Abha had recently completed work on the 1884 Keneseth Eliyahoo Synagogue in the Fort section of Mumbai, a project requiring elaborate restoration of interior painted finishes and stained glass, as well as replication of damaged encaustic tile flooring. We left the synagogue for a brief visit behind the scenes at the baroque 1912 Royal Opera House, India’s only surviving opera venue. The building had lain vacant and neglected for many years, and a 2016 restoration involved extensive reconstruction of ornate booths and balconies, which had been previously demolished. From viewing the completed work it was apparent that Abha’s firm had significant experience with detailed interior restoration.
That evening we left Mumbai and headed northeast on a flight inland to Indore, Madhya Pradesh's largest city and commercial hub. Once the capital of the Holkar maharajas, the city features two Holkar dynasty palaces; the 1749 Rajwada, which is tightly surrounded by small commercial buildings in Indore’s center, and Lal Bagh Palace (1886-1921), which sits amidst 70 acres of gardens at the southwest corner of the city. Much like the Mumbai Opera House, Lal Bagh had remained vacant for many years and suffered upper floor damage from roof leaks. Fortunately the ornate ground and first floors remain largely intact. The building reflects the late-nineteenth and early-twentieth century vogue among Indian royalty of European-influenced architecture, and was constructed in the Italian Renaissance Revival style. The palace is especially significant for its interiors, which are among the finest survivors of this period remaining in India.
The Government of Madhya Pradesh had recently completed a roof and structural stabilization of the building, and was about to embark on a full exterior and site restoration. World Monuments Fund, with assistance from the Wilson Charitable Trust and IndieGo Airline, was to undertake a demanding restoration and interpretation of the interiors and furnishings. Amita Baig, WMF Representative in India, along with WMF consultant Swati Apte had organized a one-day meeting of Indore government officials, members of the Government of Madhya Pradesh, funding organizations, and the design team—about 25 individuals all together—to tour the site and review proposed conservation work.

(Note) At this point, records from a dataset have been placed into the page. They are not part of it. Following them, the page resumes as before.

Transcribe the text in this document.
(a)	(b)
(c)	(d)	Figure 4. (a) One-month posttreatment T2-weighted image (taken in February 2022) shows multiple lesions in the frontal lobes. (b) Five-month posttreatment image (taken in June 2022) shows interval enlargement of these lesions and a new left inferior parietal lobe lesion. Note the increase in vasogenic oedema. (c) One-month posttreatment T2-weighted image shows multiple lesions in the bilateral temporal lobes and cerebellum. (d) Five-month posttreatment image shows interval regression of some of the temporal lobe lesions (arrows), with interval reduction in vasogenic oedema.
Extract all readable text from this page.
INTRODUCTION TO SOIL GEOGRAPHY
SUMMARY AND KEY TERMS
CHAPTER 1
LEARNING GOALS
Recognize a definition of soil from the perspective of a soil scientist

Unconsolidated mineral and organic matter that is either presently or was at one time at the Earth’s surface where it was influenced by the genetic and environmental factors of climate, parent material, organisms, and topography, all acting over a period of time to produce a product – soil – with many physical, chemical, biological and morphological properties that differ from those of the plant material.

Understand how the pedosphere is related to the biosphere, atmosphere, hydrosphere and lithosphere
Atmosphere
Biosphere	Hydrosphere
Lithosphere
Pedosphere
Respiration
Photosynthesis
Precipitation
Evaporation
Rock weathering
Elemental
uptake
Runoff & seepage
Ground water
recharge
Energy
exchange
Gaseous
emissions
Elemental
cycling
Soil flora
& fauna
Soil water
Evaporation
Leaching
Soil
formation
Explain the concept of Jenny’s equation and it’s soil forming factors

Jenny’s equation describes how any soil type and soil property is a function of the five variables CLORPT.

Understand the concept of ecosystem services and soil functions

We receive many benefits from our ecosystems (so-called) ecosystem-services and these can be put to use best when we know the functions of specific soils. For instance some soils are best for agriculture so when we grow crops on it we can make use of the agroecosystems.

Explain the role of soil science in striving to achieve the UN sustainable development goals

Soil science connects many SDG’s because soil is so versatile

When one enters the palace from the bustling and dusty streets of Indore, the opulence of the interior is quite striking. The columns and wainscoting of Breccia Violetta from Italy, chandeliers from England and Murano, atmospheric ceiling murals, decorative plaster and gilding, and ornate furnishings are a bit overwhelming. The palace was built in three sections; the original “garden house” (1850-1886) was constructed under Tukojirao Holkar II, and the “new kothi” (1886- 1903) under Shivajirao Holkar. A connection of the two buildings (1903-1926) was constructed by Tukojirao Holkar III. With such a sprawling and rich interior, much of the discussion dealt with sequencing of construction and the complexity of circulation for interpretative tours. On site, however, discussion with the design team often wandered into esoteric material issues such as the coir fiber, horsehair, and cotton padding under the silk coverings of the hundreds of upholstered chairs. This will be a detailed restoration!
We reviewed structural issues which will affect sequencing of construction, discussed the intelligent decision to use the “connector” as the entry point for visitors and tours, and pondered the location of a new lift to provide accessibility. As the large site and garden will also serve those who may not plan to visit the palace, there was discussion as well about the reuse of another building on the site to serve as a visitor center and gallery. It was an amicable group, and a useful exercise. The restoration will provide an important accessible heritage site for the Indore community.
As with all such trips, some of the most lasting memories will have nothing to do with the architecture. Travelling in a car to the palace I noticed a cart in the market piled high with small black fruit. These were jamun, I was told, “Malabar plums”, which had a peculiar and astringent sweetness. When he heard of my interest, Yeshwant Holkar, a scion of the ruling family who was participating in the meeting, graciously sent a driver to obtain some for me. Later that day, I noticed some of these same “plums” had fallen from a very tall tree immediately across from the palace. Jamun were apparently a popular fruit with the Holkar maharajahs as well.